06 Jun How Australia’s growing gig economy affects self-employed home loans
Australia’s gig economy has been on the rise for a number of years, and new data by the Australian Bureau of Statistics (ABS) reveals that the number of workers considered to be part of this economy is still growing. From Deliveroo to Uber and Upwork, people are increasingly turning to jobs that offer a better work-life balance.
But what does this mean for gig economy workers seeking a home loan? With more Australians becoming self-employed, demand from these borrowers is set to increase, and lenders will need to adapt to meet their needs.
The rise of the gig economy
Gig economy work is growing around the world, not just in Australia. With the spread of mobile internet connectivity and platform websites such as 99designs, Airtasker, and Freelancer, people can now work from anywhere they like, whether that’s at home or from their local café.
It’s an attractive option for many people who are seeking a better work-life balance, yet doing short spells of contract work or completing work for a range of employers can make things more challenging when it comes to securing a home loan.
The difficulty of securing a home loan
Following the global financial crisis, self-employed borrowers faced even more significant challenges securing a mortgage. When you’re your own boss, income isn’t always steady, and without a history of up to three years’ worth of accounts or payslips, it can be far more difficult to obtain verification.
Banks became far less willing to lend to those they regarded as being riskier than your more traditional borrower with a standard income. For a potential borrower with enough savings and income to pay their deposit and keep up with repayments, being refused merely for having a non-standard income can be incredibly frustrating.

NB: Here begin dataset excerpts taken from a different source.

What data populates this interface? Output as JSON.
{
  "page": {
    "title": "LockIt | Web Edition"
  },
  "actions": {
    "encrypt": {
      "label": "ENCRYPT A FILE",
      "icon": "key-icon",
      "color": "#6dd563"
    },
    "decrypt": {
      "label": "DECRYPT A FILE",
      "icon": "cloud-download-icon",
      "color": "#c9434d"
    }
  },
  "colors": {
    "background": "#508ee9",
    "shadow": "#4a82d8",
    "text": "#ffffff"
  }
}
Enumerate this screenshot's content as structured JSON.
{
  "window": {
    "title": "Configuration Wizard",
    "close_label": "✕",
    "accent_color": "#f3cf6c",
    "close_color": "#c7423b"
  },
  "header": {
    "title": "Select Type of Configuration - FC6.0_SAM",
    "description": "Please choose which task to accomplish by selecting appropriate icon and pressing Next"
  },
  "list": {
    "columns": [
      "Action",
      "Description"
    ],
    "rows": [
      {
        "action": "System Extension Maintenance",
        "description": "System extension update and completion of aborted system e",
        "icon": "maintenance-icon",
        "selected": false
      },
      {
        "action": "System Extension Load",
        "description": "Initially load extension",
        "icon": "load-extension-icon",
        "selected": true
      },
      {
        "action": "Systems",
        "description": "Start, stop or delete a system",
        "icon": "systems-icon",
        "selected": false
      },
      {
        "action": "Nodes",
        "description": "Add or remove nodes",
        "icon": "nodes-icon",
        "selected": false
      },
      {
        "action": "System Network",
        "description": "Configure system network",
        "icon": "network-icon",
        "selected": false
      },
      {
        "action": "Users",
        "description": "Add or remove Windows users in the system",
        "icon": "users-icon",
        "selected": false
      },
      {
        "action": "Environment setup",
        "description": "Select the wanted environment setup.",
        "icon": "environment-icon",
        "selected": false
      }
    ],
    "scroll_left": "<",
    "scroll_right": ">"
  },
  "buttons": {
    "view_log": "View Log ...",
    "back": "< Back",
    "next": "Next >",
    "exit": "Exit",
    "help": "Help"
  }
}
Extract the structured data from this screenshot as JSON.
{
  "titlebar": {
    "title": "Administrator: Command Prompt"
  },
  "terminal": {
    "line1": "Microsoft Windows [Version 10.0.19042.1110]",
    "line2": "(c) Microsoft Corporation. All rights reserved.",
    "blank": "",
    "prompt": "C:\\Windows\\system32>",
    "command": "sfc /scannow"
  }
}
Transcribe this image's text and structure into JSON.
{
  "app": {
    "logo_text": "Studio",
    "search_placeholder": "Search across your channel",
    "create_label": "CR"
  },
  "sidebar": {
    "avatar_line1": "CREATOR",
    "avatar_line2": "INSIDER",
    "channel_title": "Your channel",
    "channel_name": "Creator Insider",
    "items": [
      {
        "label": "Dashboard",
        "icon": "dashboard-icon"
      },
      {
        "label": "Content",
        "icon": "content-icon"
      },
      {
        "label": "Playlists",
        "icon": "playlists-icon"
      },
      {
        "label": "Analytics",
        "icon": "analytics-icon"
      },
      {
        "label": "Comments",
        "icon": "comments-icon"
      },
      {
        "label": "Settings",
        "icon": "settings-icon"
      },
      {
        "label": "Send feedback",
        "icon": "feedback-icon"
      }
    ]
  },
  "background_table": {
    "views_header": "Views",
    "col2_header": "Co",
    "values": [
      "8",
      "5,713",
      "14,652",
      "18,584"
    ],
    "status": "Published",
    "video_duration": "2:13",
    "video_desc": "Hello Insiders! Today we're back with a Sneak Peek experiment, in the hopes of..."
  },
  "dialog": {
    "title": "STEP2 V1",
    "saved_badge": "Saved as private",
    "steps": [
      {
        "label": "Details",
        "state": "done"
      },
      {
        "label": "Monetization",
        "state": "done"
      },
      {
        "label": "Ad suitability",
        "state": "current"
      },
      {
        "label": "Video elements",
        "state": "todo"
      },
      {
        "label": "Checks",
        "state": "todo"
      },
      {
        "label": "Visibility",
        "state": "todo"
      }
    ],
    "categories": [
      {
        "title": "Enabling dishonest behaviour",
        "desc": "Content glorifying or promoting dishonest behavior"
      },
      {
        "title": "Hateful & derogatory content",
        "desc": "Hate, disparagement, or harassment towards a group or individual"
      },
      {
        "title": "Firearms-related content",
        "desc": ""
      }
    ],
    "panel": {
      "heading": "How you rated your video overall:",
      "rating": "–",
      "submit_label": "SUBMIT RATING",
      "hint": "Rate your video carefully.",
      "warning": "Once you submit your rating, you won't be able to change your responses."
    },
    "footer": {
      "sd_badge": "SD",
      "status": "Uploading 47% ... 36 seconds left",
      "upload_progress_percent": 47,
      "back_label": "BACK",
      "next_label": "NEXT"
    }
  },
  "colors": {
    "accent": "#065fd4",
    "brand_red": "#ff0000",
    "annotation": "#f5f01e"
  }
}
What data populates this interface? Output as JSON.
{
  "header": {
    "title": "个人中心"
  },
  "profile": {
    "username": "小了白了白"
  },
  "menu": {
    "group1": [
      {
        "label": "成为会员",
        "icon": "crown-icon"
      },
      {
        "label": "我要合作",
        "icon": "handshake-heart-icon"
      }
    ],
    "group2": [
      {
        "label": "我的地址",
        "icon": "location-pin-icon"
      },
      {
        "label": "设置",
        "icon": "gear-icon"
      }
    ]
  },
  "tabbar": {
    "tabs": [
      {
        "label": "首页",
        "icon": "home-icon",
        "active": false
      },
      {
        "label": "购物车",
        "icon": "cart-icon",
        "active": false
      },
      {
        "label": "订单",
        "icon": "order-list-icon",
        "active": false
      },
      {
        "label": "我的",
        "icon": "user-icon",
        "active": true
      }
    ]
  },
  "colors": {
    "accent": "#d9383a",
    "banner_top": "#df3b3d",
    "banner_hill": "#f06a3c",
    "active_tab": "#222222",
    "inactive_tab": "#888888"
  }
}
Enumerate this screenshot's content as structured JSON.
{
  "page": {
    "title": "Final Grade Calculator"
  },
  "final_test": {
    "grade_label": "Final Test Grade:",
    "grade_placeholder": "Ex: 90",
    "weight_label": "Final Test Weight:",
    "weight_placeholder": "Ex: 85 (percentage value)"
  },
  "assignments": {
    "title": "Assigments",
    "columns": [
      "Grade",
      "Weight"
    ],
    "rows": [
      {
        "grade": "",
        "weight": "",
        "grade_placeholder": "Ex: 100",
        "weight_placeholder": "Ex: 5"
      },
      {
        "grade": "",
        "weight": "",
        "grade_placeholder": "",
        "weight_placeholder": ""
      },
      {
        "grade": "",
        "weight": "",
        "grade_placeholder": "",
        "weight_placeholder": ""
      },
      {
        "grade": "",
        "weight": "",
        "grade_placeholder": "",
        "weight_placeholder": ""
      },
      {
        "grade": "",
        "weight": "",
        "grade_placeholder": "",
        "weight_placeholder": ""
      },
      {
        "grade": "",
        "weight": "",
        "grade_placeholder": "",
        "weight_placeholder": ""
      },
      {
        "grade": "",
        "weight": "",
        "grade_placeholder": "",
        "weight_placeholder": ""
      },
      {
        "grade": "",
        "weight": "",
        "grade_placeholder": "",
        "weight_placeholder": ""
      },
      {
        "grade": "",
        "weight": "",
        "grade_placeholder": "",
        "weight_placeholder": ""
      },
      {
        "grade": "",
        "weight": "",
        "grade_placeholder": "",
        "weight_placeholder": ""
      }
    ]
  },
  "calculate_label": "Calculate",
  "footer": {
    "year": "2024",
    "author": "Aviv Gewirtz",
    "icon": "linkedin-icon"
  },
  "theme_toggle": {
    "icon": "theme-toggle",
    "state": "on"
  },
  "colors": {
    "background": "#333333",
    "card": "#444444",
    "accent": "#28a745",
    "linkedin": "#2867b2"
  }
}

While self-employment has been on the rise for some time, securing a home loan is still proving difficult for many Australians. In fact, a recent survey revealed that one in five have been turned down for a loan, and of these, 26% were declined because they were self-employed or working part-time.
What is perhaps more worrying, is that more than half of those who were declined for a loan at a bank were not aware that other options are available. Non-bank lenders can help sole traders when it comes to securing a mortgage. By assessing applications on a case-by-case basis and having a more flexible approach to the type of documentation they can use to conduct their lending assessments, they may be able to help where other lenders cannot.
This flexibility isn’t just about giving borrowers other options; using documentation such as accountant letters, bank statements, and business activity statements can actually provide lenders with a more current picture than some traditional forms of documentation might.
While some may have concerns that these types of lenders will charge much higher interest rates, what you’ll find is that they actually offer very competitive rates. For example, the lowest interest rate from Commonwealth bank is 3.79%, although rates do vary depending on the loan to valuation ratio (LVR).
Time for a change
What the larger financial institutions have done is essentially create a void by only focusing on one type of customer. Old style policies must be adapted to suit newer generations and those working in the gig economy.
Banks should follow the lead of non-bank lenders, who offer a more flexible approach and look at the whole picture of an individual’s circumstance to gain a better understanding of potential borrowers. There is no need to loosen lending criteria; it’s about staying current and helping this underserviced market find a solution that meets their needs.